Mi tío Jorge estaba muerto. Me enteré de ello días atrás con un lacónico mensaje telefónico de mis primos dejado en mi despacho de docente. No supe más del asunto hasta esta mañana, a través de un telegrama: el viejo me dejaba de herencia su antigua casona en las afueras de Buenos Aires.
Pasé mis clases completamente distraído, confundiendo las fórmulas químicas y sus valencias. La tabla periódica se me hacía esquiva; no podía dejar de pensar en la casa. Esa misma tarde fui a buscar las llaves y partí luego de algunos pésames obligados.
Hacía años que no cruzaba el caminito de losas del jardín. El enorme ombú a un costado. El enano de yeso junto a la puerta. El llamador de bronce. El interior olía a un encierro encubierto por el aroma del incienso. Los pisos de madera de los corredores, hinchados por el tiempo y la humedad, rechinaban bajo el peso de mis suelas. Los lúgubres cuadros de las paredes me observaban desde sus marcos de oro ennegrecido.
Prendí un velador ubicado junto al sillón de felpa roja del estudio, iluminando pálidamente los grandes anaqueles con libros del piso al techo. Hojeé algunos libros de aquí y de allá, hasta que llamó mi atención una estantería casi vacía, a excepción de un volumen tumbado en el estante inferior: una vieja edición de cuentos de Goethe. Me arrodillé a recogerla y noté que la alfombra estaba gastada como si el mueble hubiese sido movido con frecuencia. Tiré con fuerza de uno de sus bordes. Un viento helado me hizo temblar: detrás de la estantería, una brecha en la pared conducía a una escalera que se perdía en la negrura.
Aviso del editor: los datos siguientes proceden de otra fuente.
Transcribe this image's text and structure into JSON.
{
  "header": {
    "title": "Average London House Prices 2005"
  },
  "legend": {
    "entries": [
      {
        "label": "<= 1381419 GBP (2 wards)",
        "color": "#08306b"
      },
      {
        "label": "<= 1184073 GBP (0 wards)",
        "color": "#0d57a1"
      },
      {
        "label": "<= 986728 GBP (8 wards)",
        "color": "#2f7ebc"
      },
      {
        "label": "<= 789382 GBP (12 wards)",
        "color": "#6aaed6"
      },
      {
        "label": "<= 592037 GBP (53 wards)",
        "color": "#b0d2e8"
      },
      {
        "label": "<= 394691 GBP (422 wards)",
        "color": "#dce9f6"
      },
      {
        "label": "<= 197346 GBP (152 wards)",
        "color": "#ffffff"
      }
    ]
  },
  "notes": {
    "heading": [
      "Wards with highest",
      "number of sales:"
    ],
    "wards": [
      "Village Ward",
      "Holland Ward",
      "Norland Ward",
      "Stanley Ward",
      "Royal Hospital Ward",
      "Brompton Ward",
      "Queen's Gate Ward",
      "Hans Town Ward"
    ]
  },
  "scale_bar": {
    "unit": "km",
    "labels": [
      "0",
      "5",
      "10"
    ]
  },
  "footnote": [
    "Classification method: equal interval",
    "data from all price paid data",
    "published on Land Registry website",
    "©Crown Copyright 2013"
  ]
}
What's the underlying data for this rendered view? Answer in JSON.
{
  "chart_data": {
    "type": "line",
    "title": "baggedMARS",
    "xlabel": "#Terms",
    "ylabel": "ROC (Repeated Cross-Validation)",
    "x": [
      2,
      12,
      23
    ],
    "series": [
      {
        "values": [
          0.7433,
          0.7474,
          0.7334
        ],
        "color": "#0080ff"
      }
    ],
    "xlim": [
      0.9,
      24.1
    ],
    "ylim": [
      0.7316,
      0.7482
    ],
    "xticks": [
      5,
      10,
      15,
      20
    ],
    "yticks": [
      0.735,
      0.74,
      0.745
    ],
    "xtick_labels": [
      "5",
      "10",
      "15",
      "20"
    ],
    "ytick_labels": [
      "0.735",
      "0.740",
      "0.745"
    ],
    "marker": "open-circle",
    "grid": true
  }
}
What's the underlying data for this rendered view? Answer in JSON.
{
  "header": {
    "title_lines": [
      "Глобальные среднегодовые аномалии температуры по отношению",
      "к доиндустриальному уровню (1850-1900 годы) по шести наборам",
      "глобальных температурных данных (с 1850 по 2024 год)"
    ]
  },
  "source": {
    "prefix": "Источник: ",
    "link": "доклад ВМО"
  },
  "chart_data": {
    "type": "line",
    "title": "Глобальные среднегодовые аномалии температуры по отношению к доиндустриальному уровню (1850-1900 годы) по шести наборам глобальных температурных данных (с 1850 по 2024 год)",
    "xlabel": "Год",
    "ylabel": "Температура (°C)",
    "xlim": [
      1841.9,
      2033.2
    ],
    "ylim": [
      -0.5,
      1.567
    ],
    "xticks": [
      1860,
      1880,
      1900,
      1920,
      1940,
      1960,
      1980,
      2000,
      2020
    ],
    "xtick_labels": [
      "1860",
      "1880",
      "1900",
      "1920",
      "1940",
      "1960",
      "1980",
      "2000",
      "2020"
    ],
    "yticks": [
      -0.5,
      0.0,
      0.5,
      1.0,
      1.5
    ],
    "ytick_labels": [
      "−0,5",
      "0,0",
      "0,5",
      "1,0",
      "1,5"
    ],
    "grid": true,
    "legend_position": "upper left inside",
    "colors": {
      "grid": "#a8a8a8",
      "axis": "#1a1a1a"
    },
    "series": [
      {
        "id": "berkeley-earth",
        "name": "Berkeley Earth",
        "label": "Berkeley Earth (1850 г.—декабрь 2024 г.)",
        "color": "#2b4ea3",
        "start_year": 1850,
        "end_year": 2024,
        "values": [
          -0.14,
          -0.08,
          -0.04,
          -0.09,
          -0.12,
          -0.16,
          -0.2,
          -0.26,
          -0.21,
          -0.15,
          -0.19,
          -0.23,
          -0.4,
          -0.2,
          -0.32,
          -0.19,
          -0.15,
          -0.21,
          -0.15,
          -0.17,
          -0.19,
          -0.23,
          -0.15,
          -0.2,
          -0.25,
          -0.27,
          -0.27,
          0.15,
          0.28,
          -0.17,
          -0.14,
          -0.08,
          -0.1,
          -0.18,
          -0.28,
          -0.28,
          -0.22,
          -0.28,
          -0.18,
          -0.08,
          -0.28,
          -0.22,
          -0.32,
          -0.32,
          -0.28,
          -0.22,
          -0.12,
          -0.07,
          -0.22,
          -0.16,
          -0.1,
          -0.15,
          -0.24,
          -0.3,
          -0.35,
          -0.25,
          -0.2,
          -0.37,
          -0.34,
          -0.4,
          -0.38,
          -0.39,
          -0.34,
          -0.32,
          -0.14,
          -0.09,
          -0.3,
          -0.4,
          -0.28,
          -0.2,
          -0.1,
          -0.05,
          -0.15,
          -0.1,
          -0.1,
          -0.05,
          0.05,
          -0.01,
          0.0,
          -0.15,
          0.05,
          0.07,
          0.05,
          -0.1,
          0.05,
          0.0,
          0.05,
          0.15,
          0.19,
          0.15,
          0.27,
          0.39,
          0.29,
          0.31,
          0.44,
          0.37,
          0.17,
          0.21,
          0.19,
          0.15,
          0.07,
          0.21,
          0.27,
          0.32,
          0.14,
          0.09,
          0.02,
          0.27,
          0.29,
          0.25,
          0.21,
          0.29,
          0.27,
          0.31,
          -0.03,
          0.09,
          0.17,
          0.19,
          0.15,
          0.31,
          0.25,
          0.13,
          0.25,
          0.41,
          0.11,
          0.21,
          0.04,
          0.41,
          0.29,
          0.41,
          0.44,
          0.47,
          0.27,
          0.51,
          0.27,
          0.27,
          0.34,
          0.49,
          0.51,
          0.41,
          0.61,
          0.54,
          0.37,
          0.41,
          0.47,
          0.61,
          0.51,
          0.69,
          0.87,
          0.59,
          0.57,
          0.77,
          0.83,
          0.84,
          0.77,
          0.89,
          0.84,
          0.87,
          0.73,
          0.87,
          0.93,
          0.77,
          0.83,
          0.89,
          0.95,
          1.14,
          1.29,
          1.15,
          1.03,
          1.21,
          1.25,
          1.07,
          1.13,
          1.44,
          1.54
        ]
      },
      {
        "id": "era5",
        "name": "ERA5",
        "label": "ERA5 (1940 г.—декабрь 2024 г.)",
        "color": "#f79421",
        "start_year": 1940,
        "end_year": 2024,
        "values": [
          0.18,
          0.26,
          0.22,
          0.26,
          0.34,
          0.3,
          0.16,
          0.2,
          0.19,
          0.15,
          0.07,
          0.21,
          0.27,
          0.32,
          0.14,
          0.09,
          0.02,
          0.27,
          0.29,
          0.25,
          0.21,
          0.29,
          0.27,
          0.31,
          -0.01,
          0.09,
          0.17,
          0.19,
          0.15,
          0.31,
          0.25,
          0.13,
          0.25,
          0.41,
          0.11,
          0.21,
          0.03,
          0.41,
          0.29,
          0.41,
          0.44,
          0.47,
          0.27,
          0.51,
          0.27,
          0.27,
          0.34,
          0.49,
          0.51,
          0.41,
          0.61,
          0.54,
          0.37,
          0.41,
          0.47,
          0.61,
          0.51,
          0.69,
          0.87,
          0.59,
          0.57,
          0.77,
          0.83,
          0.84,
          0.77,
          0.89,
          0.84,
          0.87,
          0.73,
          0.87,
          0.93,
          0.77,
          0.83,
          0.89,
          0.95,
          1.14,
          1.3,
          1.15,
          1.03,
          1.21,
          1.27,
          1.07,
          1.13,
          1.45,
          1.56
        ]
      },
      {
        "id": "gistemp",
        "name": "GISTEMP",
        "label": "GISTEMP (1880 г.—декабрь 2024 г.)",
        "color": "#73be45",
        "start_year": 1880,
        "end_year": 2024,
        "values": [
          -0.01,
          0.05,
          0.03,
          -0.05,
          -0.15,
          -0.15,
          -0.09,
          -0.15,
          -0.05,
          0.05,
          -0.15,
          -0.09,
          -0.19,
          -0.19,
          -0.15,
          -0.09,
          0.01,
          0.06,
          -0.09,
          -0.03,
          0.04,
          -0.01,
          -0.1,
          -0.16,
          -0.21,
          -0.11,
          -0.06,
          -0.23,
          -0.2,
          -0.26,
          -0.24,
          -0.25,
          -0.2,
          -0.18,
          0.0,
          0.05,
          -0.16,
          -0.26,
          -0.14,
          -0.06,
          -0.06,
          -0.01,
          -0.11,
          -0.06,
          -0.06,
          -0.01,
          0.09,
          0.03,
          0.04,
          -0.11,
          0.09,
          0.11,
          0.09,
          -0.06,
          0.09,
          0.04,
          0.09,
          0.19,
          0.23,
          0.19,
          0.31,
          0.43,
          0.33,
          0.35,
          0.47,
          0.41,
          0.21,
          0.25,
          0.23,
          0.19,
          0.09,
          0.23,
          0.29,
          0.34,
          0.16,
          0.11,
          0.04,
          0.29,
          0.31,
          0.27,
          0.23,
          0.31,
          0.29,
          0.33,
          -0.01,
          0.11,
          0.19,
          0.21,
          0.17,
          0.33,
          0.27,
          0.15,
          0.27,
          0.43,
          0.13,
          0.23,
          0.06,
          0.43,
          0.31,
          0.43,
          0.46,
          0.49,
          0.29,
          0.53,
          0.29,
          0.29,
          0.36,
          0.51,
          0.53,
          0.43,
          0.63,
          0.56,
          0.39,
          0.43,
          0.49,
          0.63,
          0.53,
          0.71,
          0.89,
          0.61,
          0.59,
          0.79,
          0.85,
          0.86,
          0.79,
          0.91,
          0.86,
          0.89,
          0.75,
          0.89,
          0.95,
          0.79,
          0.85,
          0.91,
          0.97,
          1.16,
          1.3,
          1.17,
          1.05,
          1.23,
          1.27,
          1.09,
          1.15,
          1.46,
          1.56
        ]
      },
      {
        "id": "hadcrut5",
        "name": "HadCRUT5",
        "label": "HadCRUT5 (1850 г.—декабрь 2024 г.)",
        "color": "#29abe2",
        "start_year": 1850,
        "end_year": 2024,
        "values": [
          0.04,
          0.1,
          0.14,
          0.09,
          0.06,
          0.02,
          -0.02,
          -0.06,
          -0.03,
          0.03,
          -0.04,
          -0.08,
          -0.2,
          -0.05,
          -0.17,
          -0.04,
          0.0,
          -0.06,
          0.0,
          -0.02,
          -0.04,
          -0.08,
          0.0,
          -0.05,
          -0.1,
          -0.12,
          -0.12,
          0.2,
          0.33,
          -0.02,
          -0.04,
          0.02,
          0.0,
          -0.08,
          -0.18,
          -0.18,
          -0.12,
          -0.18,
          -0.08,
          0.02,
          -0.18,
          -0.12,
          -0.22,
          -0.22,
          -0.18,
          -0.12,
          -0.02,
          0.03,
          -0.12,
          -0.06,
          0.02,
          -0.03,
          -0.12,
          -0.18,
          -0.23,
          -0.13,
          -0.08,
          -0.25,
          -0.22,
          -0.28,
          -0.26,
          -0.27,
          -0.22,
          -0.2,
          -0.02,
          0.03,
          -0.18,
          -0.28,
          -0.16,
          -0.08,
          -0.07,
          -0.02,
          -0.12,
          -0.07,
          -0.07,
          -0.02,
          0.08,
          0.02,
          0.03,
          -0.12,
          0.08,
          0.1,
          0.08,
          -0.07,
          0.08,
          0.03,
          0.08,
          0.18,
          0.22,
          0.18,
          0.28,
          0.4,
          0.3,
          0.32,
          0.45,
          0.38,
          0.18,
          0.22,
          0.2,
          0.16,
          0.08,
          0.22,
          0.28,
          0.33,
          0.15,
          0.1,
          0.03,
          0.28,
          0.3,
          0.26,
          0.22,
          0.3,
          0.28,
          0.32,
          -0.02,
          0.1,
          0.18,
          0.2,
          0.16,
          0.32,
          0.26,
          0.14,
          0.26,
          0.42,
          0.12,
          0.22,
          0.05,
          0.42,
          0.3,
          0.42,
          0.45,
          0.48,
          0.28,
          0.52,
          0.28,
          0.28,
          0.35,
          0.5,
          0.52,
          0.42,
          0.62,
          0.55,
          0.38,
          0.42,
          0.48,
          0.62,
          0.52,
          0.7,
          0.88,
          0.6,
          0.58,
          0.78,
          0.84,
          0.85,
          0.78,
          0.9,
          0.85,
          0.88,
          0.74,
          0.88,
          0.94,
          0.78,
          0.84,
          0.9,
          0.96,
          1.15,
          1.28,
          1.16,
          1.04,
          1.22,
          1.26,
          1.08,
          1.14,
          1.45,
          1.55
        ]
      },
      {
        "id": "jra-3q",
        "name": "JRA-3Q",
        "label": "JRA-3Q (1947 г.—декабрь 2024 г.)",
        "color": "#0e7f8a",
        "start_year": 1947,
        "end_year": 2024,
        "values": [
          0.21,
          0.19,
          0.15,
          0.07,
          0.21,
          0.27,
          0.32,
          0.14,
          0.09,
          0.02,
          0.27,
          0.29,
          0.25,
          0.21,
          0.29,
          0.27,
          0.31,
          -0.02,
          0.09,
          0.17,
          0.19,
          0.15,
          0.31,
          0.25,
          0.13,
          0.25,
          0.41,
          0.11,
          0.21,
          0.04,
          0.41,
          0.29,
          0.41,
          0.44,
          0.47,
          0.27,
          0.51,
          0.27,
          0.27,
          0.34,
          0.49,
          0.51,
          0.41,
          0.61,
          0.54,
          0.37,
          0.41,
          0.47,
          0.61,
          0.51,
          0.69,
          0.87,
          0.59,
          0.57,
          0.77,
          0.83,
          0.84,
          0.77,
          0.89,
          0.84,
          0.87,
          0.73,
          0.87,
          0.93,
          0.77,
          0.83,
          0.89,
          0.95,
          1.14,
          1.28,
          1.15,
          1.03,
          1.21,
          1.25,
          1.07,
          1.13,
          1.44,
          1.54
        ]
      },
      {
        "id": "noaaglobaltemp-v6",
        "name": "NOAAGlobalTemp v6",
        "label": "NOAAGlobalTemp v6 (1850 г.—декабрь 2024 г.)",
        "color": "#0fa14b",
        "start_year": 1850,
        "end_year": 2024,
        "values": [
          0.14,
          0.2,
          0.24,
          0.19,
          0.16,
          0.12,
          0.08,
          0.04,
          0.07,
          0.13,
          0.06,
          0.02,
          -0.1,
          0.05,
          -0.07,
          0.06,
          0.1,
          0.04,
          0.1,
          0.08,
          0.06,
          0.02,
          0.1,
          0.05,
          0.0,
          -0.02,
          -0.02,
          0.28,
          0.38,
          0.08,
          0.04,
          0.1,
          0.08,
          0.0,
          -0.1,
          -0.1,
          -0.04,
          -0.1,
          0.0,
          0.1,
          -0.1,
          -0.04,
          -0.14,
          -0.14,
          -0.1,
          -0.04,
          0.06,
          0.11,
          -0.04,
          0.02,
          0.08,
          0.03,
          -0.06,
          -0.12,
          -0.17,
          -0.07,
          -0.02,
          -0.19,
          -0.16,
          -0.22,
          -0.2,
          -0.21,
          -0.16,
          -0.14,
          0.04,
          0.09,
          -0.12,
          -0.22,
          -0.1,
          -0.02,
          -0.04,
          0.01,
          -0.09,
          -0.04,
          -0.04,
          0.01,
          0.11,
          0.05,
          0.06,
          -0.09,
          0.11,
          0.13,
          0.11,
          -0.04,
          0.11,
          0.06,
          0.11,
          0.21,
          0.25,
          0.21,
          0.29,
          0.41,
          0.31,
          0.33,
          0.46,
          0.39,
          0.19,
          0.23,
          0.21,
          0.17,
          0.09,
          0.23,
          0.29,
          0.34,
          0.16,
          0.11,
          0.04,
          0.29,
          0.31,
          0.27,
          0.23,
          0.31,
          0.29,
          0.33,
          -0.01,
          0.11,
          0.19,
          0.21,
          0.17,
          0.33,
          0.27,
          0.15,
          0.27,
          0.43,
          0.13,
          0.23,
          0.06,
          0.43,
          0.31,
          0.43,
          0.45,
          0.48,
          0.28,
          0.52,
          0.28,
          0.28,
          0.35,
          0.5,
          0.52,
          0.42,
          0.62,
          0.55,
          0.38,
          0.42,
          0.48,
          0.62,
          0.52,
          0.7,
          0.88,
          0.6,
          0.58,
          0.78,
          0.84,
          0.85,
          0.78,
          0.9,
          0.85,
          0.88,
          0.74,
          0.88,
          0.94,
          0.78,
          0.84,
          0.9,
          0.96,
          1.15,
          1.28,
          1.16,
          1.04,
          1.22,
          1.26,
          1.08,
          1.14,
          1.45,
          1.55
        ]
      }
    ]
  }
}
Bajé a tientas y esperé a que mis ojos se acostumbraran a la oscuridad. Presioné un pequeño interruptor de luz que colgaba de un cable y quedé pasmado: enormes pasillos formados por estanterías se extendían hasta donde alcanzaba la vista: Shakespeare, Cervantes, Chejov, Kafka, Poe. Caminé no recuerdo ya cuánto tiempo con éxtasis creciente. El corazón se me aceleraba a cada paso, a cada nueva estantería, con cada nuevo volumen.
Me fijé de pronto en una novela cuyo autor desconocía por completo. La edición parecía nueva, con el papel aún a salvo del inevitable color amarillo que presentaban las anteriores. A su alrededor, algunos best-sellers recientes. Sorprendido de que el viejo pudiera estar interesado en esas cosas, solté una risa algo nerviosa. Caminé un poco más siguiendo el mismo pasillo: los libros y sus autores empezaban a serme por completo desconocidos. Tomé uno de ellos al azar y al abrirlo grité espantado: la fecha de edición era dentro de diez años. Tomé otro, y luego varios más. Todos eran del mismo año. En la estantería siguiente, eran ediciones de libros que saldrían dentro de once años, y en la siguiente, de doce. Caminé presuroso hacia el siguiente pasillo. Estaba repleto de libros de ciencia. Pude divisar el nombre de algunos de mis estudiantes y colegas entre muchos desconocidos. Me senté en el suelo mirándolos con los ojos muy abiertos. Saqué maquinalmente un cigarrillo del atado y lo puse en mi boca. Las manos me temblaban. Prendí un fósforo. La pequeña llama avanzaba despacio por la madera, secándola y carbonizándola, hasta que me quemó los dedos. El fósforo cayó, ahogándose en el piso frío.
Quedé petrificado al ver de pronto, sobre la estantería a mis espaldas, un libro de química avanzada con mi nombre escrito en el lomo. Mi foto estaba en la contratapa, mostrándome más flaco y canoso. No sé cuánto tiempo estuve viéndolo, de un lado y del otro, leyendo palabras salteadas y fórmulas, y nuevamente el lomo, la tapa, la contratapa. Rompí las hojas. Las arranqué a montones. Les clavé las uñas y los dientes. Cuando alcé la vista, allí, uno al lado del otro, varios libros más, de títulos diversos con mi nombre en el lomo.
Conocí en ese momento la locura de que todo tipo de libertad esté vedada, de que cualquier juego lúdico de investigación, tendría allí, impreso en letras inamovibles, su resultado preciso.
Atravesé corriendo la puerta de entrada. Detrás de mí quedaban el llamador de bronce, el enano de jardín, el ombú y unas enormes llamaradas saliendo del fondo de la casa, quemando despacito sus cimientos, secándolos y carbonizándolos, con todo lo que había dentro.